We supplemented these data by also recording solitary bee (Osmia bicornis) nest activity from 29 to 31 July 2021. As an RFID system was not available to record solitary bee nest entrances, we used video cameras to record their activity from 0600 to 2200 on warm and sunny days which reflected the same timespan observed in the oilseed rape study.
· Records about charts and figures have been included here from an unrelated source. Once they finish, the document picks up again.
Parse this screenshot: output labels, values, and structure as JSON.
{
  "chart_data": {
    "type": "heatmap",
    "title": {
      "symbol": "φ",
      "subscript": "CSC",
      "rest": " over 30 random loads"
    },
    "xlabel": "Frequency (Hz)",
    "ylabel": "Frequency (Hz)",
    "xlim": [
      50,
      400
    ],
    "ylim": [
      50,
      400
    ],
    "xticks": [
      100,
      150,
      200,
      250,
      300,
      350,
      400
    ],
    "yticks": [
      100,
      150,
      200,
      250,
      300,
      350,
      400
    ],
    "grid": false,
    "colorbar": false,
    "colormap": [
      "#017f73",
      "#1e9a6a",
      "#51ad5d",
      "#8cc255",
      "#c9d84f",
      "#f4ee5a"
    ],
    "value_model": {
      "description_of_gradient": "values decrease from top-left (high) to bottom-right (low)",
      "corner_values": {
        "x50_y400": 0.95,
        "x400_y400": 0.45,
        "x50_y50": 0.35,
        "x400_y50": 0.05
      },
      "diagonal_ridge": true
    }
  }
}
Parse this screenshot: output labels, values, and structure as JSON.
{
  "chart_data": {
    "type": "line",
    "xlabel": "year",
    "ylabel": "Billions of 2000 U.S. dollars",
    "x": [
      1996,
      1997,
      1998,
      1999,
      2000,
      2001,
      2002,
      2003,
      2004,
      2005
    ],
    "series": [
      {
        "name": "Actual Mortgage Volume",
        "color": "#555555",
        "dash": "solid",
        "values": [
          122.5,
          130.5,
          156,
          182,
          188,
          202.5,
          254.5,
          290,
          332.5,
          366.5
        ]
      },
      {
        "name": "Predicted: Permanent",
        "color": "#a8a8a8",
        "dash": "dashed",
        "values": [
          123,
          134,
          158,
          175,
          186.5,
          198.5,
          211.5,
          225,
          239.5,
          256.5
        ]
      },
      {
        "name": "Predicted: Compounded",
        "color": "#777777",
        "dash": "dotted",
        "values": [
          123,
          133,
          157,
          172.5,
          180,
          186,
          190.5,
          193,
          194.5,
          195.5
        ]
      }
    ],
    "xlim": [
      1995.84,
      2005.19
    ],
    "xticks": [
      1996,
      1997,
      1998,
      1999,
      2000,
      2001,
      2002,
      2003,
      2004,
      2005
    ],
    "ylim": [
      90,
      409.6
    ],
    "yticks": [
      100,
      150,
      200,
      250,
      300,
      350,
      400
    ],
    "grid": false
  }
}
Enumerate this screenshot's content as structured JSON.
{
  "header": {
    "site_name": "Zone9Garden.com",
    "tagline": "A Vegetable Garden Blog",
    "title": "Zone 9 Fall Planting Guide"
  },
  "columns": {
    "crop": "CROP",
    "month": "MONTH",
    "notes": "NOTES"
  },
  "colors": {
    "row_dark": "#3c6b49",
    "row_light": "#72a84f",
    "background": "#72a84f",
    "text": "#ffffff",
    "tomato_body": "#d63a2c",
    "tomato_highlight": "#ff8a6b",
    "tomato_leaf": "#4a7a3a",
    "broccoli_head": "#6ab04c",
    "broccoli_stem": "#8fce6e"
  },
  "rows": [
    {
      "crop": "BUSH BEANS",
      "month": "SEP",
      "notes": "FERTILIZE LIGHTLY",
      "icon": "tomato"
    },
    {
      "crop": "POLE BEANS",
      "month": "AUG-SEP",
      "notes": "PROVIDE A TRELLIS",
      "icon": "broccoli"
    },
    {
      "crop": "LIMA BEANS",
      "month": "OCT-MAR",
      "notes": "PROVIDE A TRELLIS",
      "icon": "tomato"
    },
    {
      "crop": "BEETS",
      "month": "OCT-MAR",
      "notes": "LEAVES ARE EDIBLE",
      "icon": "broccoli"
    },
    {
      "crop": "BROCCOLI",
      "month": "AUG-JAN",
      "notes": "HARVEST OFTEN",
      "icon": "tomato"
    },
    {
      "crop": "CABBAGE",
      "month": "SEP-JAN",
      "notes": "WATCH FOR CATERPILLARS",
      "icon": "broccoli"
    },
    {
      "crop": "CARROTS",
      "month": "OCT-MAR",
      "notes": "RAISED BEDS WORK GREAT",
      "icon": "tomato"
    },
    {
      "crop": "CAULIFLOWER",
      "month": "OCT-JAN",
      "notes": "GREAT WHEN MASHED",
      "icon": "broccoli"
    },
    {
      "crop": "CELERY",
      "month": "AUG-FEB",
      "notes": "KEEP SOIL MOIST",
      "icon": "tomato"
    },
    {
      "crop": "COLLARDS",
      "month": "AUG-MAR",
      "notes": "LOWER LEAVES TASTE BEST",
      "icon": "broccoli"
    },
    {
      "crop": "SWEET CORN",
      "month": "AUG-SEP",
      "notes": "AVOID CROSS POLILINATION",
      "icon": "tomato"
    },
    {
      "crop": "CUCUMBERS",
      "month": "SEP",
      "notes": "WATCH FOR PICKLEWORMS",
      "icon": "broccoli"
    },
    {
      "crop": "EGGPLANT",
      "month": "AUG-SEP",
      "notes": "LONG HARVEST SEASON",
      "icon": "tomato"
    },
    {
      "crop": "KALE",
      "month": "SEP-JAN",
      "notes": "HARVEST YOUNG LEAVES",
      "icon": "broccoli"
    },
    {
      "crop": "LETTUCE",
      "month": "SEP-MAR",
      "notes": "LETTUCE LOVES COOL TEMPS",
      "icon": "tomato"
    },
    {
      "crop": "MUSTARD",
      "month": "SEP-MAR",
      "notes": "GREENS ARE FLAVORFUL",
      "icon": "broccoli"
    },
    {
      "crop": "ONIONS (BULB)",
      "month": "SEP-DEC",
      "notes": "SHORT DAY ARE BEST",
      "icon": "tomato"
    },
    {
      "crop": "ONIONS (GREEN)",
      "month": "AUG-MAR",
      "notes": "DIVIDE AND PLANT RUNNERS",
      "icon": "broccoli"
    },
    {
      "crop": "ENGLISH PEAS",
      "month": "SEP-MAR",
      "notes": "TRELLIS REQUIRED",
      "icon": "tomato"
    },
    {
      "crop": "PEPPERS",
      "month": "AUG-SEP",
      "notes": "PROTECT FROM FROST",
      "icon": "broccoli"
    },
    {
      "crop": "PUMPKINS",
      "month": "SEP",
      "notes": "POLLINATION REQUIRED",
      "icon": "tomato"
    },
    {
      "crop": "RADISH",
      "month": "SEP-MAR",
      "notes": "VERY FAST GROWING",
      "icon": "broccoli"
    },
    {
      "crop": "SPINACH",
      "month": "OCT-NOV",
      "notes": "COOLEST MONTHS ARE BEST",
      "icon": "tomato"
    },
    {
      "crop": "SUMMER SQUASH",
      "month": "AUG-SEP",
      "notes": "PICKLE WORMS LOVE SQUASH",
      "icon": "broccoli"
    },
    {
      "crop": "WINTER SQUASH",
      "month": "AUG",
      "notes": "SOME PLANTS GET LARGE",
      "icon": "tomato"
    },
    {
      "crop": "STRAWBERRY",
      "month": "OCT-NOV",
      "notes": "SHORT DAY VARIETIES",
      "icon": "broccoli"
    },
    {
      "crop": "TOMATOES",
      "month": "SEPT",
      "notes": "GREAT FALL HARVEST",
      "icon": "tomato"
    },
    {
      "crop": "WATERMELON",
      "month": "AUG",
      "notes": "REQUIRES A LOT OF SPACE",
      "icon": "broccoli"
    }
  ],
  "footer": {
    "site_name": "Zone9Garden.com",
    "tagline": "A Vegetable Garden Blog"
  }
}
O. bicornis activity was recorded in two flight cages in the UCD Rosemount Experimental Research Station from 29 to 31 July 2021 (average sunrise at 0546 and sunset at 2128). O. bicornis females emerged from commercially available cocoons were marked and placed in each cage following mating and had access to flowering potted Phacelia tanacetifolia for forage as well as mud and water for nest cavity construction. Bees were placed in the cages five weeks before observations as they were used as the control group in a prior experiment. Video was recorded of nest activity in both cages from 0600 to 2200h for three days, apart from times when the cameras were switched out. Seven bees, five in one cage and two in another, were recorded. Since the bees could enter multiple nest cavities before locating their own, a threshold of 30 seconds between nest arrivals was used to ensure the time spent away from the nest was more likely for foraging than return orientation.

Weather recording

For all experiments, we recorded temperature, relative humidity, solar radiation, precipitation, and wind speed at 30-second intervals throughout each observation day using a HOBO Micro Station Logger from the Onset Computer Corporation. In the field, we placed the logger at the edge of the oilseed rape field, while when recording A. mellifera and B. terrestris nest entrance activity, we situated the logger between the two sets of colonies. When observing O. bicornis we placed the logger outside the flight cages. Note that we only had one weather station; weather data recorded was only able to be recorded at one site at a time.